Была бы мать жива, она бы ухаживала за ним, и помогала обрабатывать их скудный надел, и сумела бы подтащить к грузовику бидон с молоком и присмотреть за несколькими их курами и коровами.

— Без этой девочки я бы давно помер, — не раз говаривал отец канонику О’Коннелу, на что каноник О’Коннел неизменно отвечал, что с дочерью ему действительно повезло.

— Да чем же мне тут плохо? — спрашивала Брайди, но отец-то понимал: говорится это нарочно, и все печалился, что обстоятельства так жестоко вмешались в ее судьбу.

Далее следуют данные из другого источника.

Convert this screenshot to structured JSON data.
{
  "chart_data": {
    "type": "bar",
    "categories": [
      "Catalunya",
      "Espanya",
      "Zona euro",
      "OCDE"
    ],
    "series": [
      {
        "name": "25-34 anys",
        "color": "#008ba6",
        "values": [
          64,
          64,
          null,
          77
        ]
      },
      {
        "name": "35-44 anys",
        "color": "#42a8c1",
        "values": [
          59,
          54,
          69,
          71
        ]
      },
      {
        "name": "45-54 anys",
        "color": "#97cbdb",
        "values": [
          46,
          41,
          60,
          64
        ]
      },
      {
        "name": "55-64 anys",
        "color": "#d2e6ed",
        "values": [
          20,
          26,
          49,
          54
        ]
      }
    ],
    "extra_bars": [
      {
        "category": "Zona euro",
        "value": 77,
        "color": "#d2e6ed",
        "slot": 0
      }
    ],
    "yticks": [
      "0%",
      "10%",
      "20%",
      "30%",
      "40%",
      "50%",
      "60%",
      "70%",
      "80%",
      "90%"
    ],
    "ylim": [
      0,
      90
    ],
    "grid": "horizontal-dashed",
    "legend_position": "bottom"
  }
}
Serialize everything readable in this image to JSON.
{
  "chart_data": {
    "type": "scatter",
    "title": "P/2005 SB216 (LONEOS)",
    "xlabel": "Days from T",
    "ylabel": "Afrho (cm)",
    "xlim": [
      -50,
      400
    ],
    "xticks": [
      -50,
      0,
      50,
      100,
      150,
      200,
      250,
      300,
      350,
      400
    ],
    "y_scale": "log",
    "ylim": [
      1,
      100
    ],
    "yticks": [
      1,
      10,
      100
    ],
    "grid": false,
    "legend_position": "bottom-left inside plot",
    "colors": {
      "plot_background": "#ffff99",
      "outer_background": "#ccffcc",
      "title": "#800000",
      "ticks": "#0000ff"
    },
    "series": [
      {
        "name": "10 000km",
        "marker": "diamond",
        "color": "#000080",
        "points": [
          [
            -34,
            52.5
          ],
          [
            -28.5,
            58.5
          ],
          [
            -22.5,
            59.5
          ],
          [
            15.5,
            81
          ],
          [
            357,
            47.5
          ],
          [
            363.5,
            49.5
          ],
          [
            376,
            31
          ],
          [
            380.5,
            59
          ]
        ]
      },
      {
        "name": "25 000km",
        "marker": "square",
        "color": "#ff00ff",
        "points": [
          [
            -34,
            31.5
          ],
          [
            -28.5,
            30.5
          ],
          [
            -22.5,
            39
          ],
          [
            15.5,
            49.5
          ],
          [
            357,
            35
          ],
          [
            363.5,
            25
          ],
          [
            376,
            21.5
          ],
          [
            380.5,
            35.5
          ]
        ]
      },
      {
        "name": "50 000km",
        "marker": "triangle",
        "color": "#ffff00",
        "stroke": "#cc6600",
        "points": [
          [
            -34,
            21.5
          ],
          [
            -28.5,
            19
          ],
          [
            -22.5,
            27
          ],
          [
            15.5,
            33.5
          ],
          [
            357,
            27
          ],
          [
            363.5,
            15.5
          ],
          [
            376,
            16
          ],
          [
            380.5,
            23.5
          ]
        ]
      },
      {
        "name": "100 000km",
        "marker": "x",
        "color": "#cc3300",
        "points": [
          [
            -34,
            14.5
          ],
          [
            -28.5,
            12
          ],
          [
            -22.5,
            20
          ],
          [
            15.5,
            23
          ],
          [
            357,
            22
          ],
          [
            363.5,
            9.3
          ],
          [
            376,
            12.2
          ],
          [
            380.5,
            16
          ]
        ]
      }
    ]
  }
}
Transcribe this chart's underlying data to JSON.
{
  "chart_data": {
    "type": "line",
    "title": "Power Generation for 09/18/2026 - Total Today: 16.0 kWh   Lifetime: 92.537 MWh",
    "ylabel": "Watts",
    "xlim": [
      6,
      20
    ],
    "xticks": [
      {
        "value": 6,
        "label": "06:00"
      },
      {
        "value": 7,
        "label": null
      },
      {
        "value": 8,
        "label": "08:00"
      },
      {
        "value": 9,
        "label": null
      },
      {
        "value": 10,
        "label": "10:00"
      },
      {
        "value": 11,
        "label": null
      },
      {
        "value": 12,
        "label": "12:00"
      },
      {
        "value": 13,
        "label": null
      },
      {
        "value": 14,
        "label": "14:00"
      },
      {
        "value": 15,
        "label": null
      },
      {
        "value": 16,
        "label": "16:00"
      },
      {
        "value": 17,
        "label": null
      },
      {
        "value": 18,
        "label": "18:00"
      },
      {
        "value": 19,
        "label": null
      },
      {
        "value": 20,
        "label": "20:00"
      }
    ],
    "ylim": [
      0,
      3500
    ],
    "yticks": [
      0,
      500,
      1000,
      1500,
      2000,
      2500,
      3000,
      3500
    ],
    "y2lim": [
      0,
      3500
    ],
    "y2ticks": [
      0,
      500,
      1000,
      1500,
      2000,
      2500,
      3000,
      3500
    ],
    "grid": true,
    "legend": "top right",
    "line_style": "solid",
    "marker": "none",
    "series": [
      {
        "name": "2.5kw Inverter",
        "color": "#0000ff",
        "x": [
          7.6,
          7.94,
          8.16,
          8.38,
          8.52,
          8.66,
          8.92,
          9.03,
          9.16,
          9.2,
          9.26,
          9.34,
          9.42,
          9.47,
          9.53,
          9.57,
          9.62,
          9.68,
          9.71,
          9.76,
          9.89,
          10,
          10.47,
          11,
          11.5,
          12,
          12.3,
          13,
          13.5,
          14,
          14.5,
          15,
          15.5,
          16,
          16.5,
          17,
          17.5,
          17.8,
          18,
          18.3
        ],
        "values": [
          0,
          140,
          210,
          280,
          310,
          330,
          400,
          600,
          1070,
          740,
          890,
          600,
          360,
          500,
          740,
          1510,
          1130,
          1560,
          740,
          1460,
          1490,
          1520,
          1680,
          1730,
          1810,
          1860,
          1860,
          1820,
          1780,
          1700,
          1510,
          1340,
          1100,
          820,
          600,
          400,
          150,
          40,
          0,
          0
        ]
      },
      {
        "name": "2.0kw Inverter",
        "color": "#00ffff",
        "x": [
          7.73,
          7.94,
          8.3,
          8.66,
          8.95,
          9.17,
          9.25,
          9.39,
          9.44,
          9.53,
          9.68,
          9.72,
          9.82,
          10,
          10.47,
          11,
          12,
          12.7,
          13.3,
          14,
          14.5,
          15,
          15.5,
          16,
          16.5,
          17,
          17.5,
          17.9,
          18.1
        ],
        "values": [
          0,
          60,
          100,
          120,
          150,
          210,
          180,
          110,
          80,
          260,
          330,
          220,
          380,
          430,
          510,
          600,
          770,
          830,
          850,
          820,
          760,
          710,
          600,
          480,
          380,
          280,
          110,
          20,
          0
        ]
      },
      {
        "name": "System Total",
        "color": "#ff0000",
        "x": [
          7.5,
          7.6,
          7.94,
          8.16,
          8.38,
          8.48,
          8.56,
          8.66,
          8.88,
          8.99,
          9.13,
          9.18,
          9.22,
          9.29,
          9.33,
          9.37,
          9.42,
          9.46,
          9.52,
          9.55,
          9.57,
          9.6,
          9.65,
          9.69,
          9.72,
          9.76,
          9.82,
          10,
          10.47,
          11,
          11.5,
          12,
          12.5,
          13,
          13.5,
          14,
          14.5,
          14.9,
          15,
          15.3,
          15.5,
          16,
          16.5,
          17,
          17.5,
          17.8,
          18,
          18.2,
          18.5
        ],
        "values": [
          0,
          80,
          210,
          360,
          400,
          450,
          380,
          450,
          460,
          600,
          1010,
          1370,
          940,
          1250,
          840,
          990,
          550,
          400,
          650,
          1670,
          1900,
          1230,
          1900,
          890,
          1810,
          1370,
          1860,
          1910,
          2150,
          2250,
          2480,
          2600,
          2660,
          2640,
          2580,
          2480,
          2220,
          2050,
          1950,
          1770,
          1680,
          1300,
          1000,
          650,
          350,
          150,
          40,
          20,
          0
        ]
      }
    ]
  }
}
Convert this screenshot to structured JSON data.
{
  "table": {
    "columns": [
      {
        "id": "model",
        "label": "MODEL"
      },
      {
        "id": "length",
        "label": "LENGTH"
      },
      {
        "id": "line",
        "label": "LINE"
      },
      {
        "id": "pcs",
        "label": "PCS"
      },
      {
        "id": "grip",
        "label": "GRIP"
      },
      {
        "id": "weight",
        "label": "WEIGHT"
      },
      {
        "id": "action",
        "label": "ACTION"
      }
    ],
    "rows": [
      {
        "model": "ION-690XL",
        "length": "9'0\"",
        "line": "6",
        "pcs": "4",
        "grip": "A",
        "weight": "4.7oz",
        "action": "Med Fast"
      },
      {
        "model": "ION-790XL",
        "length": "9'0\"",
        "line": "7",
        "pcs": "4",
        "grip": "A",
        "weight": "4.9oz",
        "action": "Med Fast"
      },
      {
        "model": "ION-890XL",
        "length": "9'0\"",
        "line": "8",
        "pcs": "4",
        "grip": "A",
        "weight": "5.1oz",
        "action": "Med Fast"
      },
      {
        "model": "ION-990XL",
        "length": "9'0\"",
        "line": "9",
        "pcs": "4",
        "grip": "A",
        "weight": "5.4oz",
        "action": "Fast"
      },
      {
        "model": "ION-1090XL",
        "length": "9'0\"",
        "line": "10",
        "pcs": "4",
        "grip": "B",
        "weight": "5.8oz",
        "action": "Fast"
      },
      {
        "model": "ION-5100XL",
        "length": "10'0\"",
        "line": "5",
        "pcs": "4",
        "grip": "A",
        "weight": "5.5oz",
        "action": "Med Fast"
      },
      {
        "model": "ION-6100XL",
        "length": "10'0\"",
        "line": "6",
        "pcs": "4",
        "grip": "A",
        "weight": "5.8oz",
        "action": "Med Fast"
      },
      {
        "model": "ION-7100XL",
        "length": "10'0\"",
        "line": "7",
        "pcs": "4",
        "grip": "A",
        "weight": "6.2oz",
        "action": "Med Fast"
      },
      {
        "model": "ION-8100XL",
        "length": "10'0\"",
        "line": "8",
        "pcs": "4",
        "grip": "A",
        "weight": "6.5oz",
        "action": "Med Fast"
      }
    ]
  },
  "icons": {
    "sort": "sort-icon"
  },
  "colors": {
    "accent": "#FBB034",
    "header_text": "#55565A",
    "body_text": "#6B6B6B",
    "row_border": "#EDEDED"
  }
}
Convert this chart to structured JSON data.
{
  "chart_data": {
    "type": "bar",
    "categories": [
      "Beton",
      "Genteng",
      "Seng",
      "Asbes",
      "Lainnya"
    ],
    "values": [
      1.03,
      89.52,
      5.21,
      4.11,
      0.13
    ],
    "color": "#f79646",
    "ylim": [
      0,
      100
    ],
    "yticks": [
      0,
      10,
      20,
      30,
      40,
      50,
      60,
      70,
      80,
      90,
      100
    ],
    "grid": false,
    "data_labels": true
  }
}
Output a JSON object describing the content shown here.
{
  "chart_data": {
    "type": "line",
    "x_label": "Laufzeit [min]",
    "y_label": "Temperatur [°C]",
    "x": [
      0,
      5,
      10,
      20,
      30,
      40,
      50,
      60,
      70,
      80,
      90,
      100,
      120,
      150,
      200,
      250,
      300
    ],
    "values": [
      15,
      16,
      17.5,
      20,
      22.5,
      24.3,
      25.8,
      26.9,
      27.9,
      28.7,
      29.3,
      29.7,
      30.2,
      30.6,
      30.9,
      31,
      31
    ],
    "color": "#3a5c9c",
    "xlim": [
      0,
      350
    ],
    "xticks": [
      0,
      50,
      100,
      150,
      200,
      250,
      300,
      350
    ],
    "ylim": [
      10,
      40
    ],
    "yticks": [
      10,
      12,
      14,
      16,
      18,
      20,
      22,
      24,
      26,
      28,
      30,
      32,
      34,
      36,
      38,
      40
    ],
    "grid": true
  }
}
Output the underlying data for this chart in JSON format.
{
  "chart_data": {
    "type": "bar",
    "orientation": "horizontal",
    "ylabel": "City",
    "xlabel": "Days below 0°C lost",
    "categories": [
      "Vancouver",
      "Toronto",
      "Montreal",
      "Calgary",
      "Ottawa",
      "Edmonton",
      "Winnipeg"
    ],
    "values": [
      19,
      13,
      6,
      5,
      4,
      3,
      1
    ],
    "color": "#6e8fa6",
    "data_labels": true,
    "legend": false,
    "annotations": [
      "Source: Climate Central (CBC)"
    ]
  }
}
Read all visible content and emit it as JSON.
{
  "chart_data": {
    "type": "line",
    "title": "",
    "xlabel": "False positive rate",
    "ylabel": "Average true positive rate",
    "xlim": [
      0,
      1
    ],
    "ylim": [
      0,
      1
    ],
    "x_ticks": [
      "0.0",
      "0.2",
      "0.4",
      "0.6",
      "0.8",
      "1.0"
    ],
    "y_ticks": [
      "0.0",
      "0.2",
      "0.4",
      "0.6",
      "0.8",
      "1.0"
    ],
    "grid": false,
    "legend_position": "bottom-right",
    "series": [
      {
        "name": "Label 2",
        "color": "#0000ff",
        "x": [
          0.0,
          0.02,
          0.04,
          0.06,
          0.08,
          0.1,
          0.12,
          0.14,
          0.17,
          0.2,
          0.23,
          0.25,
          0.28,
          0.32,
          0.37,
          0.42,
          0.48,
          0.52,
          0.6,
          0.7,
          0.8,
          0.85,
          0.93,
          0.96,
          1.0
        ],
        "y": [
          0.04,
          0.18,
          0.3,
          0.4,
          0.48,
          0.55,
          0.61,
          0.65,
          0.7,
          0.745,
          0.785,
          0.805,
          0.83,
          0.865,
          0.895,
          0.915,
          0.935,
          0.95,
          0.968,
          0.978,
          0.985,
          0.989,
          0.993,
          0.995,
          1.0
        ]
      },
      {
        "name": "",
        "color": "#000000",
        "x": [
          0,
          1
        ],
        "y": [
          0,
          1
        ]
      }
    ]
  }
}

Отец называл ее девочкой, но Брайди исполнилось уже тридцать шесть. Была она высокой и сильной, кожа на ладонях и пальцах — жесткая, в несмываемых пятнышках. В них навсегда оставил след многолетний труд, словно соки поднялись из растений, а чернота — из самой почвы: с детства Брайди выпалывала колючие сорные травы, которыми по весне зарастали отцовские посевы свеклы, с детства копала картофель в августе, глубоко погружая руки в землю, разгребая и разрыхляя комья. Лицо у нее было обветренное, высмугленное солнцем, худая шея, тонкий нос, вокруг рта легли ранние морщинки.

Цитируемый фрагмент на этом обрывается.